The Commonwealth Bank of Australia (ASX: CBA) share price is under the spotlight after the bank reported its FY26 first-quarter update.
Commonwealth Bank FY26 first-quarter update
The bank reported that in the three months to September 2025, cash net profit of $2.6 billion was up 2% year on year. This also represented a 1% increase compared to the quarterly cash profit of the FY25 second half.
The bank also said that its statutory net profit was around $2.5 billion for the quarter.
Income
CBA reported that its operating income increased by 3%, driven by lending and deposit volume growth, higher non-interest and 1.5 additional days in the quarter.
The bank reported that its business lending grew by 10.5%, household deposits increased by 9.5% and home lending rose by 6.1%. Compared to the overall banking system, its business lending grew at the same speed, household deposits rose at 1.2x and home lending increased at 1.1x.
Pleasingly, CBA said that retail transaction accounts increased by more than 175,000 in the quarter, primarily driven by new-to-bank account openings. CBA channels represented 68% of new CBA home loans.
While lending growth was solid, the bank reported that its headline net interest margin (NIM) – how much profit the bank makes on its lending – reduced because of the “mix effects of strong growth in lower yielding assets and institutional repos”.
Expenses
CBA reported that its operating expenses grew by 4%, excluding restructuring and notable items. This increase was due to wage and IT vendor inflation, as well as the additional 1.5 additional days in the quarter.
But, that expense growth was partially offset by seasonally lower IT vendor spending and the benefits of ongoing productivity initiatives.
The bank also reported a loan impairment expense of $220 million, with loan provisions broadly flat.

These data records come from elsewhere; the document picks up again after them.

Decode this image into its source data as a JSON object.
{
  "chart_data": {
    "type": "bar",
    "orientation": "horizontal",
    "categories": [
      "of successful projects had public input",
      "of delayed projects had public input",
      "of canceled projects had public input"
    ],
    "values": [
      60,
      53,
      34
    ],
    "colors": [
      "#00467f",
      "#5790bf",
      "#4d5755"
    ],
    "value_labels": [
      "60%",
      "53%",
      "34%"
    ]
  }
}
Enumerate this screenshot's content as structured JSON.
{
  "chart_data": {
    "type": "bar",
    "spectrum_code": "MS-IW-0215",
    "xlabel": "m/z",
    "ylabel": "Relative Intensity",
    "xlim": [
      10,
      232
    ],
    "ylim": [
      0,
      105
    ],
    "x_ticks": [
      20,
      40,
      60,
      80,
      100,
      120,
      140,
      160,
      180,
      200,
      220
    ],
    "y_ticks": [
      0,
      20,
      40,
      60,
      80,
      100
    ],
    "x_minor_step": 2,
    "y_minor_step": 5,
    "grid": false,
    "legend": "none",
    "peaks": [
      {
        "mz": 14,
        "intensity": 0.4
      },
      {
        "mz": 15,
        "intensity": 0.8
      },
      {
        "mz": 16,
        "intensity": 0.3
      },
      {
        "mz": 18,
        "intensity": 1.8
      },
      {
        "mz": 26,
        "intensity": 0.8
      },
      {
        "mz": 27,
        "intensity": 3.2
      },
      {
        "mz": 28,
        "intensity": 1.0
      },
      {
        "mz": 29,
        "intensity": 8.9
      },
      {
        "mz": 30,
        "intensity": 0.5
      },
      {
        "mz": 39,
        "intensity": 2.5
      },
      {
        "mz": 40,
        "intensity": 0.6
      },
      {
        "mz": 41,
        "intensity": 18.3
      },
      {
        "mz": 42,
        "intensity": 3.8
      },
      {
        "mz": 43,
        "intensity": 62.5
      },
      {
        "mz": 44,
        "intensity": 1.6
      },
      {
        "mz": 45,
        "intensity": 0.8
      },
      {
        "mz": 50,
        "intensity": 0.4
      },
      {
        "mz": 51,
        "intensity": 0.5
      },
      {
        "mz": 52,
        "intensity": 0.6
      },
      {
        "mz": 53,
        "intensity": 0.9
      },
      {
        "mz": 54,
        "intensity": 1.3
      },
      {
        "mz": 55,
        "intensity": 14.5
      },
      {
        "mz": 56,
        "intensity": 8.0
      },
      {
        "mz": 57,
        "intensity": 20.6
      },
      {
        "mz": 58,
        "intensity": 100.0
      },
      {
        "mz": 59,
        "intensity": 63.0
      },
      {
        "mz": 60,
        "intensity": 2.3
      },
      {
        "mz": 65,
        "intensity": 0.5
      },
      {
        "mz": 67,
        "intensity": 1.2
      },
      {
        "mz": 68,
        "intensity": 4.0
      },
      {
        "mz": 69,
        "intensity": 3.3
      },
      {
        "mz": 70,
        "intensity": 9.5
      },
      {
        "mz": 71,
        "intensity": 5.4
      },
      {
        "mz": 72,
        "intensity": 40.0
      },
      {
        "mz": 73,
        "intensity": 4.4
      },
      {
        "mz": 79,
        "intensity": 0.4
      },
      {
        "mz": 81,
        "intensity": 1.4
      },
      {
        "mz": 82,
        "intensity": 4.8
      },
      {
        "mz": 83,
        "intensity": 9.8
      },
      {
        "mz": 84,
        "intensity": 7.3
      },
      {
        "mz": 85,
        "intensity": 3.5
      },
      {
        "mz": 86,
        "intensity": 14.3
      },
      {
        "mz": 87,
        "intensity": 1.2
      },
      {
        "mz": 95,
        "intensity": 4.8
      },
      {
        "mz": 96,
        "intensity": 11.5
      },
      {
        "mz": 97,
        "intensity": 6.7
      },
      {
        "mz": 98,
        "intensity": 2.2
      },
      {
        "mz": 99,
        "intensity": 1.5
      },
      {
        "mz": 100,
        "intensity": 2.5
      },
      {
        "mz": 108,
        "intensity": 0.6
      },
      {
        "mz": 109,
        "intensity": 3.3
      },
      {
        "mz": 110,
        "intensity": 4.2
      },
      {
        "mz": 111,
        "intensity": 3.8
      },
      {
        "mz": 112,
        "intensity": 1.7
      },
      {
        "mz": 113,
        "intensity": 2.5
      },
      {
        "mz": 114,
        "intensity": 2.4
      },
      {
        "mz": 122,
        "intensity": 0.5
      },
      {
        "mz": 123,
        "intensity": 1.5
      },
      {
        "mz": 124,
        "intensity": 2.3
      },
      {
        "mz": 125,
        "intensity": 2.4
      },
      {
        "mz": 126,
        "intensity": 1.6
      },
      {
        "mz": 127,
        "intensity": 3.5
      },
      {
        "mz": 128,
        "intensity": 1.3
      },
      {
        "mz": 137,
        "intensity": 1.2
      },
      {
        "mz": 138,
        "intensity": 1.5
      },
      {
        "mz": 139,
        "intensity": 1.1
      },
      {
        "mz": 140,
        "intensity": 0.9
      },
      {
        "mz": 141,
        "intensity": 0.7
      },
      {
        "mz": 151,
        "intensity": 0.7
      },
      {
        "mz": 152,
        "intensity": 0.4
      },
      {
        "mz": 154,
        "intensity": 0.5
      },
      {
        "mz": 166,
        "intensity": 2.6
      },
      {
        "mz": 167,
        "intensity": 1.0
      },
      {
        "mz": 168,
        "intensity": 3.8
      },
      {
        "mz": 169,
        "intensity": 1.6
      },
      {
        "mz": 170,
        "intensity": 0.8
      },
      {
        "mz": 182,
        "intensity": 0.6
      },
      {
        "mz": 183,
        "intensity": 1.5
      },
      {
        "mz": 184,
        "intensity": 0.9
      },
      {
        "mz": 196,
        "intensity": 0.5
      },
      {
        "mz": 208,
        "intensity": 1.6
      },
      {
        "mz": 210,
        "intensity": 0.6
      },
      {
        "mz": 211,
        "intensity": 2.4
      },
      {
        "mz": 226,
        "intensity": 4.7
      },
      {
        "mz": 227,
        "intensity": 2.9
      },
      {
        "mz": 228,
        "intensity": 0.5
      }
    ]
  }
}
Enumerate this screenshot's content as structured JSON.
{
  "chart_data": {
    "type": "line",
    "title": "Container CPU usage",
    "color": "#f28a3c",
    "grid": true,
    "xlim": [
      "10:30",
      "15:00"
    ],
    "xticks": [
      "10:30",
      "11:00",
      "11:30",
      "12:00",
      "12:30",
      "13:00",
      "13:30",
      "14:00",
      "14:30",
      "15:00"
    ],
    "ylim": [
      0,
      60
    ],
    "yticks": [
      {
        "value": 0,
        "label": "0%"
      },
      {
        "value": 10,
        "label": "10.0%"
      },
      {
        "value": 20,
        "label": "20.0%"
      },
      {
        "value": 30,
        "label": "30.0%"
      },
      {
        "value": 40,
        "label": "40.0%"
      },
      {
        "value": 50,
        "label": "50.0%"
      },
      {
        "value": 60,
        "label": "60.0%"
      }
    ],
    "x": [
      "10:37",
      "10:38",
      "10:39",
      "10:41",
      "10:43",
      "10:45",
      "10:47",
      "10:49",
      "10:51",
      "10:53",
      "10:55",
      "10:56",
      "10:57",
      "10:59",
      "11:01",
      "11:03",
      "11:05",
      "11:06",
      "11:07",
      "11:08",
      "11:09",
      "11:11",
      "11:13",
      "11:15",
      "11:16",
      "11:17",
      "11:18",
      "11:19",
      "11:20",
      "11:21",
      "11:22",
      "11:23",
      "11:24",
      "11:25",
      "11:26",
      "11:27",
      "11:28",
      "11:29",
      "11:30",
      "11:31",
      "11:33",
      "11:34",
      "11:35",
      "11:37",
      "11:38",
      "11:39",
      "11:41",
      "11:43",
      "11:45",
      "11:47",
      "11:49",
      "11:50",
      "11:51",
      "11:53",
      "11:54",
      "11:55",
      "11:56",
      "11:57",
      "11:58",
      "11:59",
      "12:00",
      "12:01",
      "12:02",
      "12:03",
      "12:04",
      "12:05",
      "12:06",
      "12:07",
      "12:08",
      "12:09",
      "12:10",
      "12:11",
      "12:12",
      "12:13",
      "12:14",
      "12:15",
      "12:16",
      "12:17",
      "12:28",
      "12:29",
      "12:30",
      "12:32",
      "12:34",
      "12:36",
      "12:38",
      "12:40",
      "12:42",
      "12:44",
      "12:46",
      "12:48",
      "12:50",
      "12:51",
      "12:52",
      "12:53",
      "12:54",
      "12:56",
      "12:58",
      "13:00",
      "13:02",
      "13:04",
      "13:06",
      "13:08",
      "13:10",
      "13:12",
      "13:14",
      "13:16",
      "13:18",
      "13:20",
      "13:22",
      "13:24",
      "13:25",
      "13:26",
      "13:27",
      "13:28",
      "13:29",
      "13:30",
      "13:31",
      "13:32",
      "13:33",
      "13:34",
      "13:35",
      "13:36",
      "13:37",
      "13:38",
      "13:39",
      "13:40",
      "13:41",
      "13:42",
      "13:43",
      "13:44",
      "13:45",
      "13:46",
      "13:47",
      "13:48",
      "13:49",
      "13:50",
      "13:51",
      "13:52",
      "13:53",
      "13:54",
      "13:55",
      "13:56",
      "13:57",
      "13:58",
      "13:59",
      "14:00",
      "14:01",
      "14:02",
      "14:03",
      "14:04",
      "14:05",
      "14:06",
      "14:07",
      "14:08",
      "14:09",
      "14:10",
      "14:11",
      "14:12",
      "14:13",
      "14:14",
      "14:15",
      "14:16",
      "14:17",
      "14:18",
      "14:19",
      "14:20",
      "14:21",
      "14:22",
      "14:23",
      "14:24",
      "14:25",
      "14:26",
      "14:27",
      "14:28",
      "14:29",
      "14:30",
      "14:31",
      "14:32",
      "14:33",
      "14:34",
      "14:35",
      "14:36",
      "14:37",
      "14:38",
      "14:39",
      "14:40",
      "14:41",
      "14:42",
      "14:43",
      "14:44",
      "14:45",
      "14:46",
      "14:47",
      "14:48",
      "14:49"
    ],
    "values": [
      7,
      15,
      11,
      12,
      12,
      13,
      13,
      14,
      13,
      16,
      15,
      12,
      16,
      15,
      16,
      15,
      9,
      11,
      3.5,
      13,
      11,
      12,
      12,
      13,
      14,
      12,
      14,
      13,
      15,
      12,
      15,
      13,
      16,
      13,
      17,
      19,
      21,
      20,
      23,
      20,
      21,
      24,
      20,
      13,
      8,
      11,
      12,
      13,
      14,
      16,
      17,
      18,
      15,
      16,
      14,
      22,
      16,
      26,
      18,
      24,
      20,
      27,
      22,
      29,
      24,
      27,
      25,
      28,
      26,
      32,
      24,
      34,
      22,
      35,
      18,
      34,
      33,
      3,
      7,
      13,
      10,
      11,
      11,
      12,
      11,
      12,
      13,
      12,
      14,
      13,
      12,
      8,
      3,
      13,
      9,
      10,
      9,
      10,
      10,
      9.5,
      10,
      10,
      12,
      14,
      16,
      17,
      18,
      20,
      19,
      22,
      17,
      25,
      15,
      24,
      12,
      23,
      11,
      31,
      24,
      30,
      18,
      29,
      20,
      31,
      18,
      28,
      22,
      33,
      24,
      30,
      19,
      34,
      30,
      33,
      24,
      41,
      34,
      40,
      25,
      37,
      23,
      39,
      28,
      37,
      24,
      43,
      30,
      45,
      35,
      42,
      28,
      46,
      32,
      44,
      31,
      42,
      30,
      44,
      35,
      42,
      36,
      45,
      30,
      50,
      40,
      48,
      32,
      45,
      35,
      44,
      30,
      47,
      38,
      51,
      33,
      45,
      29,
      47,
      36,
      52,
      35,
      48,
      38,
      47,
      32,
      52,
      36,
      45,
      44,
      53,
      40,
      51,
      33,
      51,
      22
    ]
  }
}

CBA said portfolio credit quality has remained sound with lower consumer arrears across personal loans, credit cards and home loans.
Its percentage of troublesome and non-performing loans dropped to 0.94%, down from 0.97% at June 2025 and 1.07% at September 2024. Lower interest rates and inflation are helping here.
Outlook for the CBA share price
CBA said it’s closely watching the increased competitive intensity of the sector and what implications this may have for the financial system.
It noted that economic growth is recovering and disposable income is rising for many households.
CBA is part of the banking sector, so what happens in the wider economy will affect the biggest bank too – it isn’t insulated, as conservatively positioned as it is.
It’s good to see the bank is growing a little faster than the overall market because that means it’s capturing market share, thanks to its ability to deliver home loans through its own systems rather than relying on brokers.
I wouldn’t call the CBA share price a good buy today because it’s trading at a high multiple for very little earnings growth. But, I’d be happy enough if I were a long-term shareholder.
Instead, I’d want to look at other ASX bank shares.